Whiteinch Football Club
- Full name: Whiteinch
- Founded: 1874
- Dissolved: 1879
- Ground: Westburn Park
- Secretary: John Gardner
| Home colours |

= Whiteinch F.C. =

Former association football club in Scotland

Whiteinch Football Club was a football club based in the burgh of Whiteinch (now part of the city of Glasgow), Scotland.

==History==
The club was formed in 1874. It was not a large or prestigious side; by 1877, its closest rival, Partick, had over twice the membership, and one of the earliest Whiteinch matches recorded is the Whiteinch first XI taking on the Partick second XI in the 1875–76 season.

Whiteinch entered the Scottish Cup on three occasions. Whiteinch was particularly unlucky in its competition debut in 1877–78, being drawn to play at the dominant Queen's Park. The Q.P. duly won 9–0, seven of the goals coming in the second half.

The club was a little more successful in the 1878–79 Scottish Cup, reaching the second round after two draws with Pollokshields Athletic, both matches ending 3–3. The rules of the competition at the time allowed both teams to proceed in the event of two draws. In the second round, Whiteinch lost 3–1 at home to fellow Glaswegians Derby.

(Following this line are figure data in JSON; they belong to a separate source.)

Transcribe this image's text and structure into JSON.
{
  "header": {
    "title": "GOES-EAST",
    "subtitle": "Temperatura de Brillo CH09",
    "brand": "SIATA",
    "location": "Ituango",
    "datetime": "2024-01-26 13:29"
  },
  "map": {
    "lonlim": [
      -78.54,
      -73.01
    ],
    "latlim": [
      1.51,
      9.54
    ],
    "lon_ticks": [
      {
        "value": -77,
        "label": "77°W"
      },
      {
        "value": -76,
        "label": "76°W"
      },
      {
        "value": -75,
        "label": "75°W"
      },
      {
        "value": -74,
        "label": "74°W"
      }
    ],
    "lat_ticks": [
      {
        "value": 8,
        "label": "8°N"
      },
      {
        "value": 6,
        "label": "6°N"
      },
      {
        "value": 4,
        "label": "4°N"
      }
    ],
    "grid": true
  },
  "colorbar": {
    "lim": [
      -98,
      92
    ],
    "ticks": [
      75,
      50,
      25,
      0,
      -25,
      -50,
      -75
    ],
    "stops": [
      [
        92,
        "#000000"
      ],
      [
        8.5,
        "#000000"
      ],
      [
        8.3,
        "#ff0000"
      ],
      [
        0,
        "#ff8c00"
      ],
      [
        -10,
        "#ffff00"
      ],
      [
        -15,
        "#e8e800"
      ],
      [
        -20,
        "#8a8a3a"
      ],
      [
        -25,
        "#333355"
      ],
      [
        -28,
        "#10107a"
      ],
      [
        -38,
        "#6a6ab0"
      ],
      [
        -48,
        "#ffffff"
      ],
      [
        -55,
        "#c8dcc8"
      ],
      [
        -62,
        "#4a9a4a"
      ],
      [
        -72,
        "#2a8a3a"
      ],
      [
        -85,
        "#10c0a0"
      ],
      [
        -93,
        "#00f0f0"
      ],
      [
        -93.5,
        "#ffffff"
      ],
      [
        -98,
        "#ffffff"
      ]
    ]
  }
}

In the 1879–80 Scottish Cup, Whiteinch was drawn at home to South-Western, but did not arrange the tie before the due date, thus scratching from the competition. The club seems to have disbanded before the season started as there are no matches recorded for the club.

==Colours==

The club played originally played in navy and white 1 inch hooped shirts, white knickerbockers, and red stockings. After 1877 the club wore navy shirts with a 1-inch hoop around the left arm, the design being a form of canting on the name White-inch.

==Ground==

The club had a private ground at Westburn Park.